This work addresses the challenge of improving policy performance while adhering to user-specified risk constraints and remaining close to a given deterministic baseline policy. The authors propose a risk-controlled post-processing method that constructs a new policy maximizing fidelity to the baseline while satisfying a loss-based chance constraint. They show that the optimal solution exhibits a threshold structure, with the threshold selected via calibration data. Leveraging algorithmic stability and stochastic process theory, the method provides finite-sample guarantees for both exact risk control and near-optimality in expected performance. Empirical evaluations on COVID-19 image diagnosis, large language model routing, and multiclass classification tasks demonstrate that the approach significantly outperforms naive mixing strategies while strictly respecting the prescribed risk budget.

Predictive models are often deployed through existing decision policies that stakeholders are reluctant to change unless a risk constraint requires intervention.
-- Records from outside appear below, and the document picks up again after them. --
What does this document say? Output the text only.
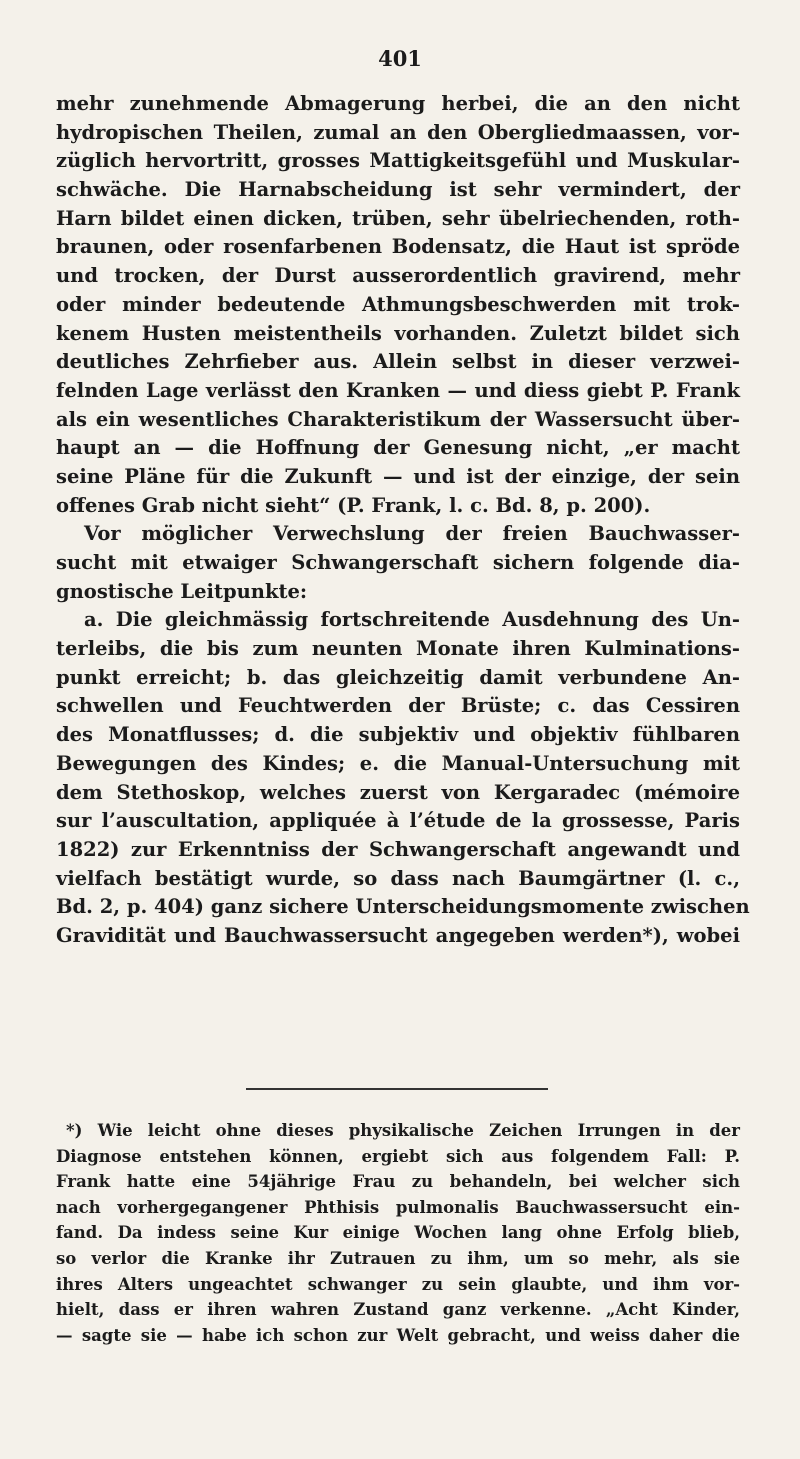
401
mehr zunehmende Abmagerung herbei, die an den nicht
hydropischen Theilen, zumal an den Obergliedmaassen, vor-
züglich hervortritt, grosses Mattigkeitsgefühl und Muskular-
schwäche. Die Harnabscheidung ist sehr vermindert, der
Harn bildet einen dicken, trüben, sehr übelriechenden, roth-
braunen, oder rosenfarbenen Bodensatz, die Haut ist spröde
und trocken, der Durst ausserordentlich gravirend, mehr
oder minder bedeutende Athmungsbeschwerden mit trok-
kenem Husten meistentheils vorhanden. Zuletzt bildet sich
deutliches Zehrfieber aus. Allein selbst in dieser verzwei-
felnden Lage verlässt den Kranken — und diess giebt P. Frank
als ein wesentliches Charakteristikum der Wassersucht über-
haupt an — die Hoffnung der Genesung nicht, „er macht
seine Pläne für die Zukunft — und ist der einzige, der sein
offenes Grab nicht sieht“ (P. Frank, l. c. Bd. 8, p. 200).
Vor möglicher Verwechslung der freien Bauchwasser-
sucht mit etwaiger Schwangerschaft sichern folgende dia-
gnostische Leitpunkte:
a. Die gleichmässig fortschreitende Ausdehnung des Un-
terleibs, die bis zum neunten Monate ihren Kulminations-
punkt erreicht; b. das gleichzeitig damit verbundene An-
schwellen und Feuchtwerden der Brüste; c. das Cessiren
des Monatflusses; d. die subjektiv und objektiv fühlbaren
Bewegungen des Kindes; e. die Manual-Untersuchung mit
dem Stethoskop, welches zuerst von Kergaradec (mémoire
sur l’auscultation, appliquée à l’étude de la grossesse, Paris
1822) zur Erkenntniss der Schwangerschaft angewandt und
vielfach bestätigt wurde, so dass nach Baumgärtner (l. c.,
Bd. 2, p. 404) ganz sichere Unterscheidungsmomente zwischen
Gravidität und Bauchwassersucht angegeben werden*), wobei
*) Wie leicht ohne dieses physikalische Zeichen Irrungen in der
Diagnose entstehen können, ergiebt sich aus folgendem Fall: P.
Frank hatte eine 54jährige Frau zu behandeln, bei welcher sich
nach vorhergegangener Phthisis pulmonalis Bauchwassersucht ein-
fand. Da indess seine Kur einige Wochen lang ohne Erfolg blieb,
so verlor die Kranke ihr Zutrauen zu ihm, um so mehr, als sie
ihres Alters ungeachtet schwanger zu sein glaubte, und ihm vor-
hielt, dass er ihren wahren Zustand ganz verkenne. „Acht Kinder,
— sagte sie — habe ich schon zur Welt gebracht, und weiss daher die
We study risk-controlled post-processing: given a deterministic baseline policy, choose a new policy that maximizes agreement with the baseline subject to a chance constraint on a user-specified loss. At the population level, we show that the optimal policy has a threshold structure: it follows the baseline except on contexts where switching to the oracle fallback policy yields a large reduction in conditional violation risk. At the finite-sample level, given a fitted fallback policy and score, we develop a post-processing algorithm that uses calibration data to select a threshold. Leveraging tools from algorithmic stability and stochastic processes, we show that under regularity conditions, in the i.i.d. setting, the expected excess risk of the post-processed policy is $O(\log n/n)$. In the special case when an exact-safe fallback policy is available, the algorithm achieves precise expected risk control under exchangeability. In this setting, we also give high-probability near-optimality guarantees on the post-processed policy. Experiments on a COVID-19 radiograph diagnosis task, an LLM routing problem, and a synthetic multiclass decision task show that targeted post-processing can meet or nearly meet risk budgets while preserving substantially more agreement with the baseline than score-blind random mixing.